The squadron airlifted United States troops between the continental United States and Southeast Asia and flew other strategic airlift missions as needed across the Pacific Ocean, including channel flights, contingency and humanitarian relief operations, and joint training exercises. Flew missions in support of anti-terrorism operations after 11 September 2001 terrorist attack on the U. S.

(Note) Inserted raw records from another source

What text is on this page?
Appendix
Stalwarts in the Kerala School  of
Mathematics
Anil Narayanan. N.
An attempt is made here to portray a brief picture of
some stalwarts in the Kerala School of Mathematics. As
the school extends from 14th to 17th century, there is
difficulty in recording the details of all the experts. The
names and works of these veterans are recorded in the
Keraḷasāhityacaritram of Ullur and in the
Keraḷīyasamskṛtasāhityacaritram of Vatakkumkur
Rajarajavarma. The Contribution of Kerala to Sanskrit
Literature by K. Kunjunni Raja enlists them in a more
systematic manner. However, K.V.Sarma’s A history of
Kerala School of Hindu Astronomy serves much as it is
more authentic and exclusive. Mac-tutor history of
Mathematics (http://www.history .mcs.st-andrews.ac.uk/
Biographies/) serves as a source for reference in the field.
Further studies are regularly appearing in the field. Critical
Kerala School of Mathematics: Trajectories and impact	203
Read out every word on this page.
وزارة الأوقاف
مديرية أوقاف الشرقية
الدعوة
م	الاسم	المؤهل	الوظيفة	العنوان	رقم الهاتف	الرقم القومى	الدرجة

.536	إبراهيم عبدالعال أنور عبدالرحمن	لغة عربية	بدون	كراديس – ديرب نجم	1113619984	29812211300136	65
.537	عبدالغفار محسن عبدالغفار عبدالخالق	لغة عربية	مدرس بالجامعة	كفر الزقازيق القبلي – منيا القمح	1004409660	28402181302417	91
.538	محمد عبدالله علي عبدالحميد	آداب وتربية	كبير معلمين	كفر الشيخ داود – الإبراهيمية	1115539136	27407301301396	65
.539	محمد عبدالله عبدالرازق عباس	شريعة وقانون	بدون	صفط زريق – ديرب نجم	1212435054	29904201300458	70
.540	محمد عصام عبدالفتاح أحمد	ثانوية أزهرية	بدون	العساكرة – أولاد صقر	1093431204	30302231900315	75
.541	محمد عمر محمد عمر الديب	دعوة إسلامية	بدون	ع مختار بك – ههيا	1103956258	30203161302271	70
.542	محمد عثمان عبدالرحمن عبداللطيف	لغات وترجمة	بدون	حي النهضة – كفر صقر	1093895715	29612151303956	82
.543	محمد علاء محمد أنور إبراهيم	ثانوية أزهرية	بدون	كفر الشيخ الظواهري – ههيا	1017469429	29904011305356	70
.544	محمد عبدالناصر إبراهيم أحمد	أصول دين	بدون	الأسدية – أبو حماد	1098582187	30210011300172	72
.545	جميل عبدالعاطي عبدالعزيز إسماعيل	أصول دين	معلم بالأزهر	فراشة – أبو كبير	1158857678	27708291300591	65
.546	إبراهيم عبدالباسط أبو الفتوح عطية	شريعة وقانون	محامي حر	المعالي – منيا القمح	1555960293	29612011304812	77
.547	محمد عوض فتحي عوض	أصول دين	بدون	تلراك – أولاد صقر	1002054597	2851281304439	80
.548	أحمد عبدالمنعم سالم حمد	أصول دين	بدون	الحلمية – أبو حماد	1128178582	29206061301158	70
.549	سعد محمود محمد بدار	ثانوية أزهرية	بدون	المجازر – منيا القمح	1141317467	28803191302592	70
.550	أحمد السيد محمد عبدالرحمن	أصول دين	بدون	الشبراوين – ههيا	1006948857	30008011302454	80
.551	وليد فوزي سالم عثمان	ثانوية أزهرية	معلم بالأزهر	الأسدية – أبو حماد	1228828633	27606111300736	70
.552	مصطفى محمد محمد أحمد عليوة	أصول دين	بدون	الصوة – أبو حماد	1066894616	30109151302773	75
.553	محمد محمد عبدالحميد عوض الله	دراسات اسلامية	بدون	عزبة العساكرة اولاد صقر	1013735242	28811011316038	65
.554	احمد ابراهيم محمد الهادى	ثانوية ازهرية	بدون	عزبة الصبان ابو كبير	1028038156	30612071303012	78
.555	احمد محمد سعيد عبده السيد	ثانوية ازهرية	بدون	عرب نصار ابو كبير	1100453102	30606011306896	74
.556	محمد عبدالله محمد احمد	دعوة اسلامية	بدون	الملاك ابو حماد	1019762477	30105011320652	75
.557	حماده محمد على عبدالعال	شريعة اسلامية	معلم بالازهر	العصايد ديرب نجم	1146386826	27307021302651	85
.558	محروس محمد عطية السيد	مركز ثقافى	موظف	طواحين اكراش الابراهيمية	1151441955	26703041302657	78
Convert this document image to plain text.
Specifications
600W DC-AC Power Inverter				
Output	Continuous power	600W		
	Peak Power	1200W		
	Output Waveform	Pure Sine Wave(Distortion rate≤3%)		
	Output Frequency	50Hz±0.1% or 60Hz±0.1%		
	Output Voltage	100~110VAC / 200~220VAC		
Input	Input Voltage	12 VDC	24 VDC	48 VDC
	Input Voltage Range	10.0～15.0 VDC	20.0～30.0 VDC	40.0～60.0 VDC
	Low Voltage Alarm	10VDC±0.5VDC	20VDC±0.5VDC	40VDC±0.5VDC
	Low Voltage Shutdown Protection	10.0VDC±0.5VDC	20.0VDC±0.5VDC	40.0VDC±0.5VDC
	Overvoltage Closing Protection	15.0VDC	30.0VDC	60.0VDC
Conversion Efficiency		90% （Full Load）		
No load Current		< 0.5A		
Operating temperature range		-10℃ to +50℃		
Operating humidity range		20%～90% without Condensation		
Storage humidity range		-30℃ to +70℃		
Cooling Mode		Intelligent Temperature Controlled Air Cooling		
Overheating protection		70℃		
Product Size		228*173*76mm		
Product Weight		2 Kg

On September 15, 2014, the wing was presented with the 2013 Outstanding Reserve Aircrew Award, the President's Award for displayed outstanding ability and professionalism by overcoming multiple system emergencies while flying Air Mobility Command missions between Rota Spain and Kandahar Air Base, Afghanistan. The 312th has provided airlift support for Operation Enduring Freedom, the U.S. government for the Global War on Terrorism.

==Lineage==

- Constituted as the 312th Troop Carrier Squadron on 23 October 1943
 Activated on 1 November 1943
 Inactivated on 7 September 1946
- Redesignated 312th Troop Carrier Squadron, Medium on 10 May 1949
 Activated in the reserve on 27 June 1949
 Ordered to active service on 1 April 1951
 Inactivated on 2 April 1951
- Redesignated 312th Fighter-Bomber Squadron on 26 May 1952
 Activated in the reserve on 13 June 1952

- Redesignated 312th Troop Carrier Squadron, Medium on 1 September 1957
 Ordered to active service on 28 October 1962
 Relieved from active duty on 28 November 1962
- Redesignated 312th Military Airlift Squadron on 1 July 1966
 Ordered to active service on 26 January 1968
 Relieved from active duty on 2 June 1969
- Redesignated 312th Military Airlift Squadron (Associate) on 25 July 1969
- Redesignated 312th Airlift Squadron (Associate) on 1 February 1992
- Redesignated 312th Airlift Squadron on 1 October 1994

===Assignments===
- 349th Troop Carrier Group, 1 November 1943 – 7 September 1946
- 349th Troop Carrier Group, 27 June 1949 – 2 April 1951
- 349th Fighter-Bomber Group (later 349th Troop Carrier Group), 13 June 1952
- 349th Troop Carrier Wing, 14 April 1959
- 938th Troop Carrier Group (later 938 Military Airlift Group), 11 February 1963
- 349th Military Airlift Wing (later 349 Airlift Wing), 1 July 1973
- 349th Operations Group, 1 August 1992 – present

===Stations===

- Sedalia Army Air Field, Missouri, 1 November 1943
- Alliance Army Air Field, Nebraska, 20 January 1944
- Pope Field, North Carolina, 11 March 1944
- Baer Field, Indiana, 7–15 March 1945
- RAF Barkston Heath (AAF-483), England, 30 March 1945

- Roye-Amy Airfield (A-73), France, 18 April – 13 July 1945
- Bergstrom Field, Texas, 17 September 1945 – 7 September 1946
- Hamilton Air Force Base, California, 27 June 1949 – 2 April 1951
- Hamilton Air Force Base, California, 13 June 1952
- Travis Air Force Base, California, 25 July 1969 – present

===Aircraft===

- Douglas C-53 Skytrooper (1943–1944)
- Douglas C-47 Skytrain (1943–1944, 1955–1956)
- Curtiss C-46 Commando (1944–1946, 1949–1951, 1952–1955, 1957–1958)
- Beechcraft T-7 Navigator (1949–1951)
- Beechcraft T-11 Kansan (1949–1951)
- North American T-6 Texan (1952–1954)
- North American P-51 Mustang (1952–1954)
- North American T-28 Trojan (1953–1956)
- Lockheed T-33 T-Bird (1953–1957)
- Lockheed F-80 Shooting Star (1953–1957)
- Beechcraft C-45 Expeditor (1955–1956)
- Republic F-84 Thunderjet (1956–1957)
- Fairchild C-119 Flying Boxcar (1958–1966)
- Douglas C-124 Globemaster II (1966–1969)
- Lockheed C-141 Starlifter (1969–1973)
- Lockheed C-5 Galaxy (1973–present)

===Decorations===
Decorations. Air Force Outstanding Unit Award with Combat "V" Device: 1 August 2002 – 31 July 2002. Air Force Outstanding Unit Awards: 23 December 1964 – 22 January 1965; 26 January 1968 – 1 June 1969; 1 July 1974 – 30 June 1975; 1 July 1975 – 30 June 1977; 1 July 1992 – 30 June 1994; 1 Jul 1994 – 15 Aug 1995; 1 July 1996 – 30 June 1998; 1 August 2000 – 31 July 2002; 16 August 2003 – 17 August 2004; 18 August 2004 – 17 August 2005; 18 August 2005 – 17 August 2006; 18 August 2006 – 17 August 2007; 18 August 2007 – 17 August 2008; 18 August 2008 – 17 August 2009. Republic of Vietnam Gallantry Cross with Palm: 1 April 1966 – 28 January 1973.